Pour Saïd Olatudji Liassou, procéder de cette manière sous-entend qu’il y a des non-dits. Car selon lui, leur mutation ne devrait pas intervenir à un moment où une enquête est ouverte par l’IGF. “On ne sait pas encore à quel saint se vouer par rapport à la situation…”, a-t-il lancé.

Selon les explications de l’ex-chef de la planification, pour justifier la mutation “brutale” opérée à son encontre, le Préfet aurait pris également des notes de service pour muter d’autres agents qui ont regagné d’autres communes, dans l’intention de “généraliser”. Toutefois, Saïd Olatudji Liassou a dit prendre acte de la décision de l’autorité et croise les doigts.

Ce dossier de mutation “brutale”, qu’en est-il réellement ? Pour mieux comprendre, nous avons également contacté le maire de la commune des Aguégués, Marc Gandonou. Au téléphone, il a rejeté sa responsabilité quant à la supposée demande des agents de la commune en service à la Préfecture. Selon ses déclarations, il a été informé de la mutation d’un agent à travers une note à lui envoyée par madame le Préfet. “Je ne suis pas initiateur”, a-t-il insisté.

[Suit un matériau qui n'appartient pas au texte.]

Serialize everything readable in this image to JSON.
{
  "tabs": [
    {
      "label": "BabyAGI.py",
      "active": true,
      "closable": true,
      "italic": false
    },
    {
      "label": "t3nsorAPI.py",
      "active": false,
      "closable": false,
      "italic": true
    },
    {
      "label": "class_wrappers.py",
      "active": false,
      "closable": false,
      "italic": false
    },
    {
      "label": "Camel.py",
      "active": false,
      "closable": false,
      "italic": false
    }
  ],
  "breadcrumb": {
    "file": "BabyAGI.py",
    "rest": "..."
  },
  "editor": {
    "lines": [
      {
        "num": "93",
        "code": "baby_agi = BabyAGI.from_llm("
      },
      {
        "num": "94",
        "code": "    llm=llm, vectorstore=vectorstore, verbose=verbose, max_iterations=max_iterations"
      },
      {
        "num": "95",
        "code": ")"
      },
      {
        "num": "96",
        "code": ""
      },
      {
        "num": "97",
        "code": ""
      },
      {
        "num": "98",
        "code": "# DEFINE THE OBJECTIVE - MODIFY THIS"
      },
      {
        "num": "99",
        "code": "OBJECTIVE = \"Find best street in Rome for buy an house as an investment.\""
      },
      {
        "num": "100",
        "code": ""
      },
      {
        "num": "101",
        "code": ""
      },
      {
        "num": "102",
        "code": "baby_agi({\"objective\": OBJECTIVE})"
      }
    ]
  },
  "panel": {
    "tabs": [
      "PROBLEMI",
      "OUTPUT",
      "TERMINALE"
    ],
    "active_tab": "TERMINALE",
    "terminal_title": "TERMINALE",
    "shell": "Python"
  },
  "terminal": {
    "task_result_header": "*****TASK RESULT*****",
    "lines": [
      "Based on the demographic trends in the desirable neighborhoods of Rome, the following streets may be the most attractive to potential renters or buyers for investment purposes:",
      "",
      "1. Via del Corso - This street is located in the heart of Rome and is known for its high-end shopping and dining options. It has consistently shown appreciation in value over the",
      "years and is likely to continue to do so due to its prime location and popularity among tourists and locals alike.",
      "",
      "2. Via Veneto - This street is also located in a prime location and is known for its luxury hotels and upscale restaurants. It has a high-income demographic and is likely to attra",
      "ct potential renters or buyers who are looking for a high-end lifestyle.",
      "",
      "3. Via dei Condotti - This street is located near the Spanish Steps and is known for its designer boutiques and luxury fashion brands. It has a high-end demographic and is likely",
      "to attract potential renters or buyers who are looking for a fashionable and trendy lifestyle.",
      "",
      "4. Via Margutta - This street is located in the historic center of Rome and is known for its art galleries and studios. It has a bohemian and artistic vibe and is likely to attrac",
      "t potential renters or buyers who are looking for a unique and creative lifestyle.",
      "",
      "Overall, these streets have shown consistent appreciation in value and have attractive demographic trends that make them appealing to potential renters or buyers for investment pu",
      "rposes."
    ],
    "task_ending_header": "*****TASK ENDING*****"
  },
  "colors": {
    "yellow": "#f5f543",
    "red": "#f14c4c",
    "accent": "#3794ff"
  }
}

Pour le maire, il revenait à l’autorité préfectorale de recadrer le secrétaire exécutif qui n’aurait pas respecté la procédure avant d’introduire la demande des agents de la commune en service à la préfecture. “Cruellement, je vois madame le Préfet donner une réponse à la note qui lui a été adressée par le secrétaire exécutif sans l’avis du maire et du conseil de supervision”, a confié le maire Marc Gandonou. Il dit d’ailleurs déplorer cette attitude. Alors “qu’il n’y a pas d’autorité sans les textes, il n’y a pas d’autorité non plus au-dessus des textes, c’est malheureusement le constat que je fais”, a-t-il laissé entendre.

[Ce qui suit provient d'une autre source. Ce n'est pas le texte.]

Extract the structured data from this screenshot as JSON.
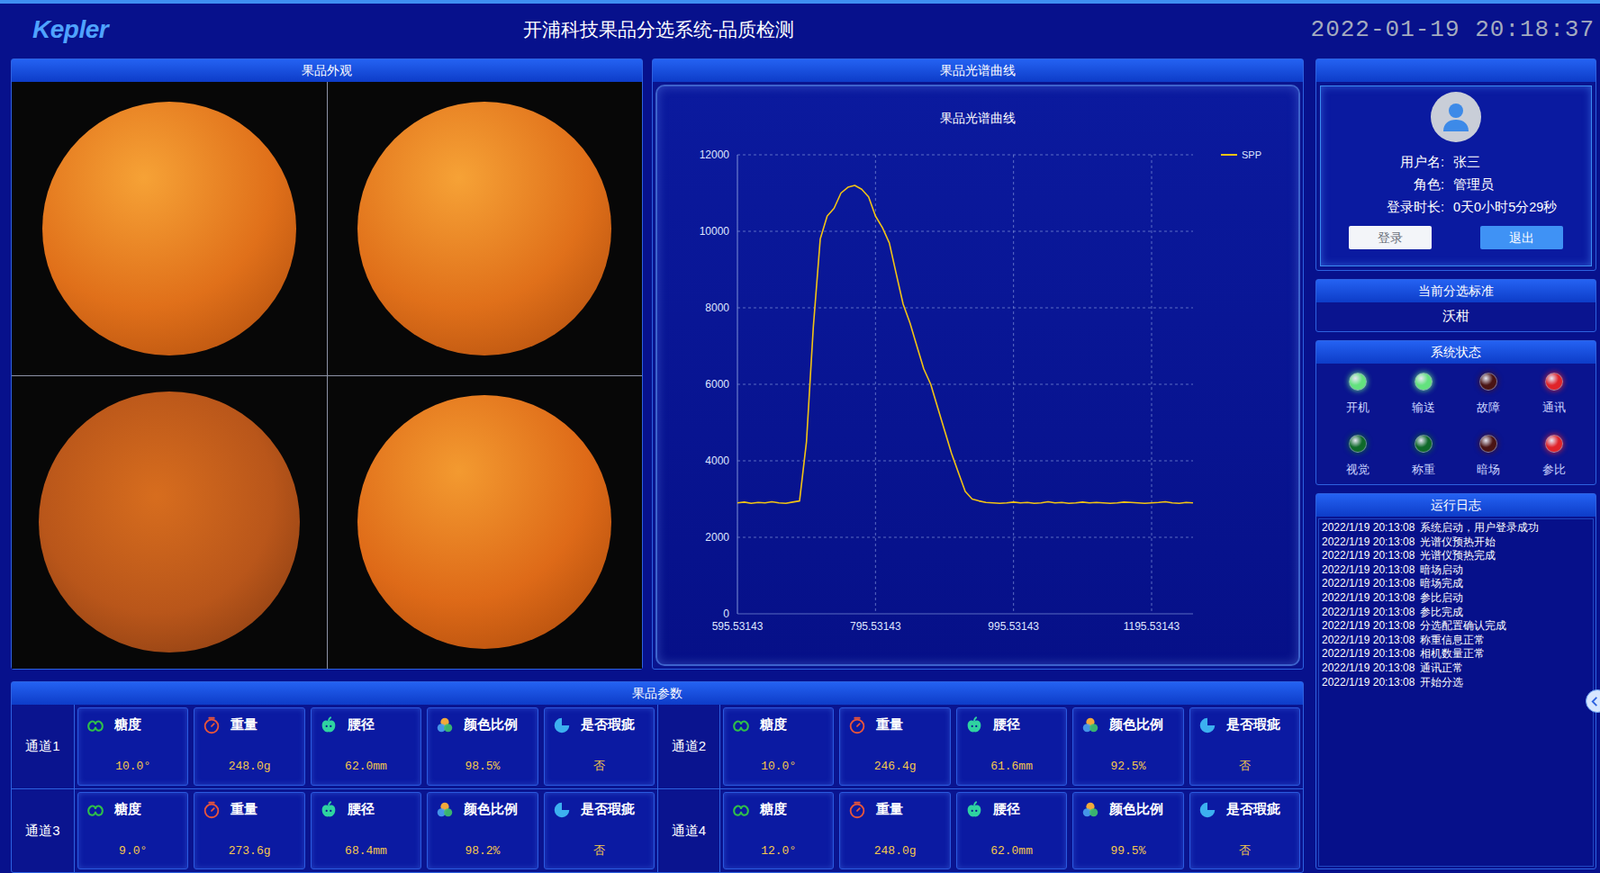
{
  "header": {
    "logo": "Kepler",
    "title": "开浦科技果品分选系统-品质检测",
    "datetime": "2022-01-19 20:18:37"
  },
  "appearance": {
    "title": "果品外观"
  },
  "spectrum": {
    "panel_title": "果品光谱曲线",
    "chart": {
      "title": "果品光谱曲线",
      "legend": [
        {
          "label": "SPP",
          "color": "#f2c314"
        }
      ],
      "y_axis": {
        "min": 0,
        "max": 12000,
        "ticks": [
          "0",
          "2000",
          "4000",
          "6000",
          "8000",
          "10000",
          "12000"
        ]
      },
      "x_axis": {
        "min": 595.53143,
        "max": 1255.53143,
        "ticks": [
          "595.53143",
          "795.53143",
          "995.53143",
          "1195.53143"
        ]
      },
      "series": [
        {
          "name": "SPP",
          "color": "#f2c314",
          "x_start": 595.53143,
          "x_step": 10,
          "values": [
            2900,
            2920,
            2890,
            2910,
            2900,
            2930,
            2900,
            2890,
            2920,
            2950,
            4500,
            7500,
            9800,
            10400,
            10600,
            11000,
            11150,
            11200,
            11100,
            10900,
            10400,
            10100,
            9700,
            8900,
            8100,
            7600,
            7000,
            6400,
            6000,
            5400,
            4800,
            4200,
            3700,
            3200,
            3000,
            2950,
            2910,
            2900,
            2890,
            2900,
            2920,
            2900,
            2910,
            2890,
            2900,
            2930,
            2900,
            2910,
            2890,
            2900,
            2920,
            2900,
            2910,
            2900,
            2890,
            2900,
            2920,
            2910,
            2900,
            2890,
            2900,
            2910,
            2930,
            2900,
            2890,
            2910,
            2900
          ]
        }
      ]
    }
  },
  "user": {
    "fields": [
      {
        "label": "用户名:",
        "value": "张三"
      },
      {
        "label": "角色:",
        "value": "管理员"
      },
      {
        "label": "登录时长:",
        "value": "0天0小时5分29秒"
      }
    ],
    "buttons": [
      {
        "label": "登录",
        "kind": "secondary"
      },
      {
        "label": "退出",
        "kind": "primary"
      }
    ]
  },
  "standard": {
    "title": "当前分选标准",
    "value": "沃柑"
  },
  "status": {
    "title": "系统状态",
    "lights": [
      {
        "label": "开机",
        "color": "#63e27e"
      },
      {
        "label": "输送",
        "color": "#63e27e"
      },
      {
        "label": "故障",
        "color": "#4a1414"
      },
      {
        "label": "通讯",
        "color": "#e0242a"
      },
      {
        "label": "视觉",
        "color": "#0f6a2a"
      },
      {
        "label": "称重",
        "color": "#0f6a2a"
      },
      {
        "label": "暗场",
        "color": "#4a1414"
      },
      {
        "label": "参比",
        "color": "#e0242a"
      }
    ]
  },
  "log": {
    "title": "运行日志",
    "entries": [
      {
        "time": "2022/1/19 20:13:08",
        "message": "系统启动，用户登录成功"
      },
      {
        "time": "2022/1/19 20:13:08",
        "message": "光谱仪预热开始"
      },
      {
        "time": "2022/1/19 20:13:08",
        "message": "光谱仪预热完成"
      },
      {
        "time": "2022/1/19 20:13:08",
        "message": "暗场启动"
      },
      {
        "time": "2022/1/19 20:13:08",
        "message": "暗场完成"
      },
      {
        "time": "2022/1/19 20:13:08",
        "message": "参比启动"
      },
      {
        "time": "2022/1/19 20:13:08",
        "message": "参比完成"
      },
      {
        "time": "2022/1/19 20:13:08",
        "message": "分选配置确认完成"
      },
      {
        "time": "2022/1/19 20:13:08",
        "message": "称重信息正常"
      },
      {
        "time": "2022/1/19 20:13:08",
        "message": "相机数量正常"
      },
      {
        "time": "2022/1/19 20:13:08",
        "message": "通讯正常"
      },
      {
        "time": "2022/1/19 20:13:08",
        "message": "开始分选"
      }
    ]
  },
  "params": {
    "title": "果品参数",
    "channels": [
      {
        "name": "通道1",
        "items": [
          {
            "kind": "sugar",
            "label": "糖度",
            "value": "10.0°"
          },
          {
            "kind": "weight",
            "label": "重量",
            "value": "248.0g"
          },
          {
            "kind": "diameter",
            "label": "腰径",
            "value": "62.0mm"
          },
          {
            "kind": "color",
            "label": "颜色比例",
            "value": "98.5%"
          },
          {
            "kind": "defect",
            "label": "是否瑕疵",
            "value": "否"
          }
        ]
      },
      {
        "name": "通道2",
        "items": [
          {
            "kind": "sugar",
            "label": "糖度",
            "value": "10.0°"
          },
          {
            "kind": "weight",
            "label": "重量",
            "value": "246.4g"
          },
          {
            "kind": "diameter",
            "label": "腰径",
            "value": "61.6mm"
          },
          {
            "kind": "color",
            "label": "颜色比例",
            "value": "92.5%"
          },
          {
            "kind": "defect",
            "label": "是否瑕疵",
            "value": "否"
          }
        ]
      },
      {
        "name": "通道3",
        "items": [
          {
            "kind": "sugar",
            "label": "糖度",
            "value": "9.0°"
          },
          {
            "kind": "weight",
            "label": "重量",
            "value": "273.6g"
          },
          {
            "kind": "diameter",
            "label": "腰径",
            "value": "68.4mm"
          },
          {
            "kind": "color",
            "label": "颜色比例",
            "value": "98.2%"
          },
          {
            "kind": "defect",
            "label": "是否瑕疵",
            "value": "否"
          }
        ]
      },
      {
        "name": "通道4",
        "items": [
          {
            "kind": "sugar",
            "label": "糖度",
            "value": "12.0°"
          },
          {
            "kind": "weight",
            "label": "重量",
            "value": "248.0g"
          },
          {
            "kind": "diameter",
            "label": "腰径",
            "value": "62.0mm"
          },
          {
            "kind": "color",
            "label": "颜色比例",
            "value": "99.5%"
          },
          {
            "kind": "defect",
            "label": "是否瑕疵",
            "value": "否"
          }
        ]
      }
    ]
  }
}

La version du syndicat de la Préfecture

La Préfecture dispose d’un syndicat qui défend les travailleurs. Joint également au téléphone par la rédaction, Derrick Weinsou, Secrétaire général du syndicat de la préfecture a apporté sa part de vérité. À l’instar du maire, la mutation des agents de la Préfecture dans leurs communes respectives n’a pas, selon lui, respecté les textes en vigueur. “On a juste constaté que les SE concernés ont adressé une correspondance au Préfet pour réclamer les différents agents”, a-t-il fait savoir. “Vous n’êtes pas sans savoir qu’il y a une mission d’inspection à la préfecture, depuis ce jour, les agents sont sujets à des représailles et jusqu’à aujourd’hui, les activités sont bloquées. Depuis le départ des inspecteurs, on n’a pas pu exécuter les activités programmées au PTA”, a confié Derrick Weinsou. “À l’allure où vont les choses, le personnel souffre et l’état d’esprit de la troupe n’est pas au beau fixe. On est démotivé, la seule personne qui puisse nous aider dans cette affaire, vous le connaissez très bien, c’est le Chef de l’État”, a conclu le SG du syndicat de la Préfecture de Porto-Novo.

Bien que le Préfet Marie Akpotrossou n’ait pas affiché sa disponibilité à se prononcer sur la situation qui prévaut au sein de l’administration préfectorale, la Rédaction du journal La Guérite reste tout de même ouverte à d’éventuelles clarifications de sa part dès qu’elle sentirait le besoin.